The atmospheric pressure is lower at high altitudes than at sea level. After traveling to a higher altitude, you will have additional nitrogen in your body, compared to the equilibrium situation at the original altitude. This 'additional' nitrogen is released gradually over time and equilibrium is restored. It is recommended that you acclimatize to a new altitude by waiting at least three hours before making a dive.

Before high-altitude diving, you need to adjust the altitude settings of your dive computer so that the calculations take into account the high altitude. The maximum partial pressures of nitrogen allowed by the mathematical model of the dive computer are reduced according to the lower ambient pressure.

As a result, the allowed no decompression stop limits are considerably reduced.

WARNING:

SET THE CORRECT ALTITUDE SETTING! When diving at altitudes greater than 300 m (1000 ft), the altitude setting must be correctly selected in order for the computer to calculate the decompression status.
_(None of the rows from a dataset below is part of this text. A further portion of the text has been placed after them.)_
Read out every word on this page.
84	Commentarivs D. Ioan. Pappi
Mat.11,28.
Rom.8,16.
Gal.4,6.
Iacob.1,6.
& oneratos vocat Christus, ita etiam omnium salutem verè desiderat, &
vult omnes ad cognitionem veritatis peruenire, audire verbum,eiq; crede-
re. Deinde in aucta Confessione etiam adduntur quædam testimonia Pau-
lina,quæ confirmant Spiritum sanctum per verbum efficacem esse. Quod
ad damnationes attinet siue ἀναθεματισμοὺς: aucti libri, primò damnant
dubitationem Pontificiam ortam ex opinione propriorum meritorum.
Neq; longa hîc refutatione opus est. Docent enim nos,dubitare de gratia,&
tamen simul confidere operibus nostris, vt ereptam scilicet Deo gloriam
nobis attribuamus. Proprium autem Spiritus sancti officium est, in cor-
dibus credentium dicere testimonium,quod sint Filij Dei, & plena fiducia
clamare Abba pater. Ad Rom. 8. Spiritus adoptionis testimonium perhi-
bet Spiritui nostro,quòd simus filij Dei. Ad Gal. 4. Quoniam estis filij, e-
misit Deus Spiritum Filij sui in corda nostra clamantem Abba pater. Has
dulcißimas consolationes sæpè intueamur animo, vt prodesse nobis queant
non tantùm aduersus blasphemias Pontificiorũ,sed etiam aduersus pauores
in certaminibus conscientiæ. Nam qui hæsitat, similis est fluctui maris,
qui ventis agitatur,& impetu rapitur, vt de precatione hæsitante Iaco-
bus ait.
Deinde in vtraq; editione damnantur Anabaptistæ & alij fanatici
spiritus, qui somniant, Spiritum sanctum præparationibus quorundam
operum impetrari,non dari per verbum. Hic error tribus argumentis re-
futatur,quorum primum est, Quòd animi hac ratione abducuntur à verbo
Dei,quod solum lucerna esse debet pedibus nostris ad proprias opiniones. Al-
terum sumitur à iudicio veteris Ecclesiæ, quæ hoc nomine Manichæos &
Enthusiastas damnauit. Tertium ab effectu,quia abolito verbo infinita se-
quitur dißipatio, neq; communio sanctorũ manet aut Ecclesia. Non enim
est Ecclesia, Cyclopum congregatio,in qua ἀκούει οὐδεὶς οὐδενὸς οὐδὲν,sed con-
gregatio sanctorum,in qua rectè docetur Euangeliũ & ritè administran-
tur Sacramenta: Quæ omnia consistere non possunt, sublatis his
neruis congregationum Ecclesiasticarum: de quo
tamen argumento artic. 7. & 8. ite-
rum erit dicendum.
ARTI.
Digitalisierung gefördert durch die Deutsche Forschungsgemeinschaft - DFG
The dive computer is not intended for use at altitudes greater than 3000 m (10000 ft). Failure to select the correct altitude setting or diving above the maximum altitude limit will result in erroneous dive and planning data.

Oxygen exposure

The oxygen exposure calculations are based on currently accepted exposure time limit tables and principles. In addition to this, the dive computer uses several methods to conservatively estimate the oxygen exposure. For example:

  • The displayed oxygen exposure calculations are raised to the next higher percentage value.
  • The CNS% limits up to 1.6 bar (23.2 psi) are based on 1991 NOAA Diving Manual limits.
  • The OTU monitoring is based on the long-term daily tolerance level and the recovery rate is reduced.

Oxygen related information displayed by the dive computer is also designed to ensure that all warnings and displays occur at the appropriate phases of a dive. For example, the following information is provided before and during a dive when the computer is set in Air/Nitrox or Trimix:

  • The selected O2% (and possible helium %)
  • CNS% and OTU
  • Audible notification when CNS% reaches 80%, then notification when 100% limit is exceeded
  • Notifications when OTU reaches 250 and then again when 300 limit is exceeded
  • Audible alarm when pO2 value exceeds the preset limit (pO2 high alarm)
  • Audible alarm when pO2 value is < 0.18 (pO2 low alarm)
WARNING:

WHEN THE OXYGEN LIMIT FRACTION INDICATES THAT THE MAXIMUM LIMIT IS REACHED, YOU MUST IMMEDIATELY TAKE ACTION TO REDUCE OXYGEN EXPOSURE. Failure to take action to reduce oxygen exposure after a CNS%/OTU warning is given can rapidly increase the risk of oxygen toxicity, injury, or death.